Group 2 will survive in some form. I think. But I’m not betting it will ever be very big. I hope I’m wrong.
@Nancy, I’m more sanguine than you are for three reasons (besides my innate Up-With-People-ism):
1) Nobody, especially not the Beatles themselves, ever thought we’d still be talking about them 50 years later. That was incomprehensible. It was only stuff like Beatlefest that started getting everyone to think, “Hmm. Maybe we had something more than we thought.” (I honestly believe that Lennon especially started to see that “his band” was an historical thing, not just his personal plaything/psychodrama, and his unabashed support of Beatlefest is an example of this.) There’s something at work here that’s surprisingly, wonderfully durable.
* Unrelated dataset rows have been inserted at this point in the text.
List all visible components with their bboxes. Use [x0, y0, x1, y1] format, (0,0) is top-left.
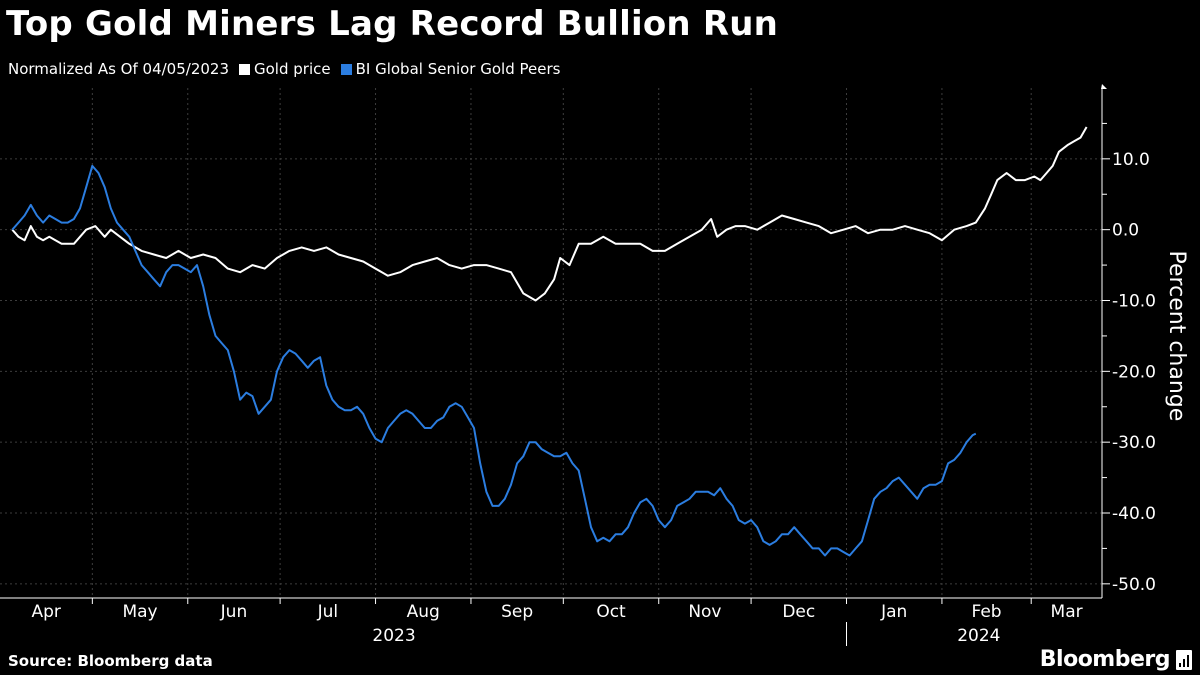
x-tick-label: Dec [782, 602, 815, 622]
legend-swatch-miners [340, 63, 352, 75]
y-tick-label: -40.0 [1112, 504, 1156, 524]
legend-item-miners: BI Global Senior Gold Peers [340, 60, 561, 78]
x-axis: Apr May Jun Jul Aug Sep Oct Nov Dec Jan Feb Mar 2023… [0, 597, 1102, 646]
x-year-label: 2023 [372, 626, 415, 646]
y-tick-label: -10.0 [1112, 292, 1156, 312]
y-axis-label: Percent change [1164, 251, 1189, 422]
x-tick-label: Apr [31, 602, 60, 622]
brand-logo: Bloomberg [1040, 647, 1192, 672]
y-tick-label: -20.0 [1112, 362, 1156, 382]
legend: Normalized As Of 04/05/2023 Gold price B… [8, 60, 560, 78]
y-axis-arrow [1101, 84, 1107, 89]
chart-title: Top Gold Miners Lag Record Bullion Run [6, 4, 779, 44]
y-tick-label: 10.0 [1112, 150, 1150, 170]
x-tick-label: Aug [407, 602, 440, 622]
y-tick-label: 0.0 [1112, 221, 1139, 241]
bloomberg-terminal-icon [1176, 649, 1192, 670]
legend-label-miners: BI Global Senior Gold Peers [355, 60, 561, 78]
x-tick-label: Nov [688, 602, 721, 622]
legend-label-gold: Gold price [254, 60, 331, 78]
x-tick-label: Feb [972, 602, 1002, 622]
x-tick-label: Jun [220, 602, 248, 622]
gold-peers-line [11, 164, 977, 557]
x-year-label: 2024 [957, 626, 1000, 646]
y-axis: 10.0 0.0 -10.0 -20.0 -30.0 -40.0 -50.0 Percent … [1101, 84, 1189, 598]
chart-subtitle: Normalized As Of 04/05/2023 [8, 60, 229, 78]
x-tick-label: Mar [1051, 602, 1083, 622]
gold-price-line [11, 126, 1088, 302]
y-tick-label: -30.0 [1112, 433, 1156, 453]
legend-item-gold: Gold price [239, 60, 331, 78]
grid-lines [0, 88, 1102, 598]
y-tick-label: -50.0 [1112, 575, 1156, 595]
legend-swatch-gold [239, 63, 250, 75]
source-note: Source: Bloomberg data [8, 652, 213, 670]
series-lines [11, 126, 1088, 557]
x-tick-label: Oct [596, 602, 626, 622]
brand-name: Bloomberg [1039, 647, 1171, 672]
x-tick-label: Jan [880, 602, 907, 622]
x-tick-label: May [122, 602, 157, 622]
x-tick-label: Sep [501, 602, 533, 622]
x-tick-label: Jul [317, 602, 339, 622]
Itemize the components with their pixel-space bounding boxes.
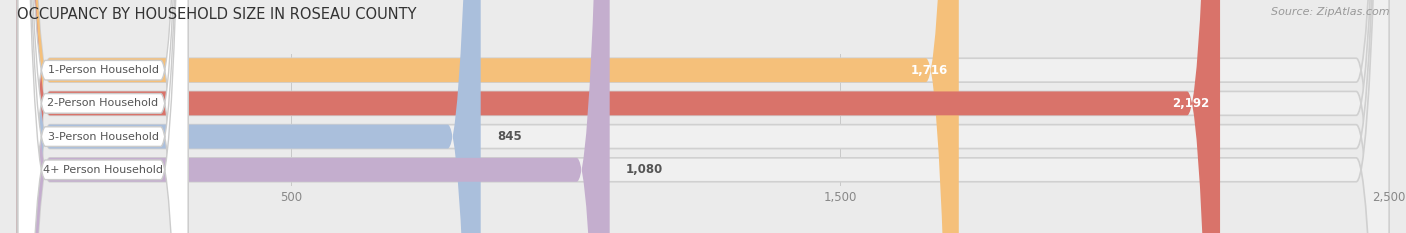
FancyBboxPatch shape [17,0,1389,233]
FancyBboxPatch shape [17,0,1389,233]
FancyBboxPatch shape [18,0,188,233]
Text: OCCUPANCY BY HOUSEHOLD SIZE IN ROSEAU COUNTY: OCCUPANCY BY HOUSEHOLD SIZE IN ROSEAU CO… [17,7,416,22]
Text: 845: 845 [498,130,522,143]
FancyBboxPatch shape [17,0,1389,233]
Text: 1-Person Household: 1-Person Household [48,65,159,75]
Text: 1,716: 1,716 [911,64,948,77]
FancyBboxPatch shape [17,0,1220,233]
FancyBboxPatch shape [17,0,481,233]
FancyBboxPatch shape [18,0,188,233]
FancyBboxPatch shape [18,0,188,233]
FancyBboxPatch shape [17,0,1389,233]
FancyBboxPatch shape [17,0,959,233]
Text: 2-Person Household: 2-Person Household [48,98,159,108]
Text: 3-Person Household: 3-Person Household [48,132,159,142]
Text: 2,192: 2,192 [1171,97,1209,110]
FancyBboxPatch shape [17,0,610,233]
FancyBboxPatch shape [18,0,188,233]
Text: 1,080: 1,080 [626,163,664,176]
Text: 4+ Person Household: 4+ Person Household [44,165,163,175]
Text: Source: ZipAtlas.com: Source: ZipAtlas.com [1271,7,1389,17]
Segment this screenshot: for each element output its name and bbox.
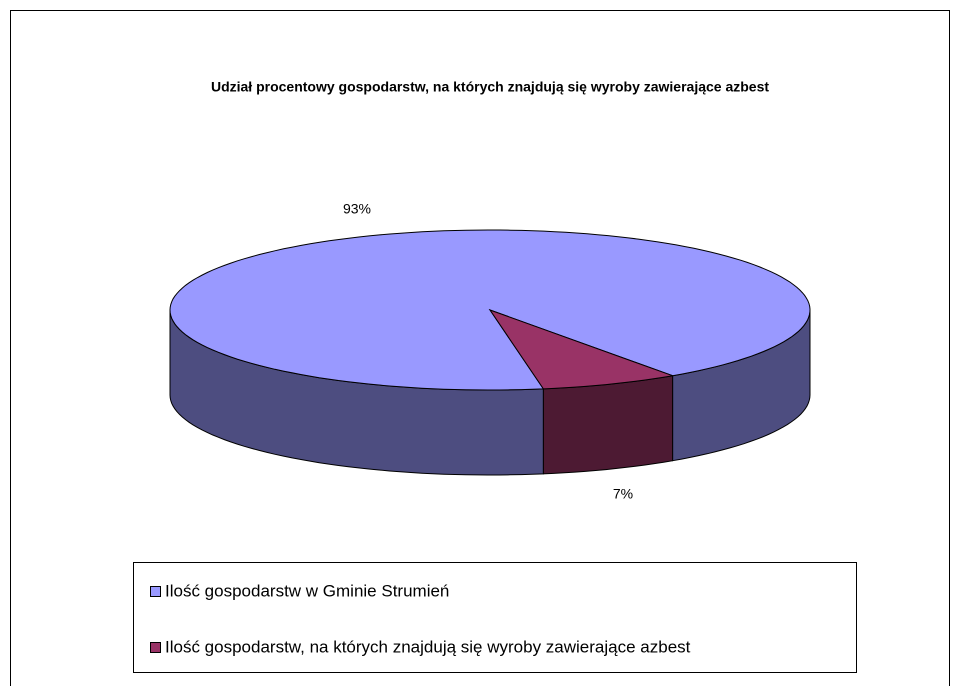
legend-box xyxy=(133,562,857,673)
legend-swatch xyxy=(150,642,161,653)
pie-side xyxy=(542,375,674,475)
pie-slice xyxy=(488,309,675,390)
data-label: 7% xyxy=(613,486,633,502)
data-label: 93% xyxy=(343,201,371,217)
legend-swatch xyxy=(150,586,161,597)
chart-title: Udział procentowy gospodarstw, na któryc… xyxy=(211,79,769,95)
legend-label: Ilość gospodarstw w Gminie Strumień xyxy=(165,581,449,600)
legend-label: Ilość gospodarstw, na których znajdują s… xyxy=(165,637,691,656)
2) The trend in all forms of pop culture is towards more analysis, not less. You see this most clearly in comic books, TV, and movies, but it’s really everywhere (fantasy football for example). If Beatles fandom follows the pattern of other fandoms, geekery as a proportion to the total should be on the steady increase. At the screening on Saturday, it was introduced by a fellow who teaches a course on “Beatles History” at the UCLA Extension. Dullblog-type takes really exist in proportion to a perception of “the Beatles as text,” and that’s not going away. Just since our switch to WordPress two years ago, we’ve had well over 200,000 visitors.
3) Because there is no more new Beatles, you either go deeper, or you quit. And frankly there’s not much popular music that is as compelling. While the total number of Beatlefans is much smaller than it was in 1967, I’d guess that many more of them have a “monkish” turn of mind, and go deeper.
But we’ll just have to see. Certainly I think it’s worth maintaining an online clubhouse for such stuff, and I don’t think it’s going to become less worthy anytime soon. I do wish we had more commenters — a lot of folks never made the switch to WordPress, and that puzzles me because the site’s better in so many ways.
And I didn’t stay in the elevator long enough to ask the kid’s middle name. I was a-feared.
I’ve been taking a break from rock music and enjoying the 1920s and ’30s.
I remember the old “Pennies From Heaven” Bob Hoskins tv show, and lately I’ve re-visited the soundtrack. Al Bowlly is my favorite (the old British jazz bands were spectacular), but I’ve been mixing in some early Bing as well. I’ve been enjoying the song “Please” without realizing that it’s the song I read about years ago being the inspiration for “Please Please Me”
https://www.youtube.com/watch?v=156BFMAajhA
Scholarship first and foremost requires that you actually *read* what you are criticizing. Instead, you have slavishly repeated two myths about reincarnation: 1) that it can never be proven, and therefore must remain a matter of opinion, and 2) that “everybody remembers somebody famous.” Both myths are without foundation. If you are “not concerned” about Ms. St. James’ claims, and have not given them a chance by studying them, then you have no right to summarily dismiss them, while in the same breath championing scholarship. Passing judgment in admitted ignorance is the worst excuse for scholarship.
Hey @Stephen, would you feel comfortable speaking a little more about feelings on reincarnation? What led you away from those two oft-held opinions?
Personally, I have no opinion. I study too much Tibetan Buddhism to reject it out of hand, and one hears stories about children that certainly give one pause. But I do grow benignly impatient with the “I was once Cleopatra” set. Because, as @Hologram Sam and I know, Mehitabel the Cat got there first.
How does one prove reincarnation?
R.I.P. Cilla Black
One of Brian Epstein’s early discoveries, and one of his favorites.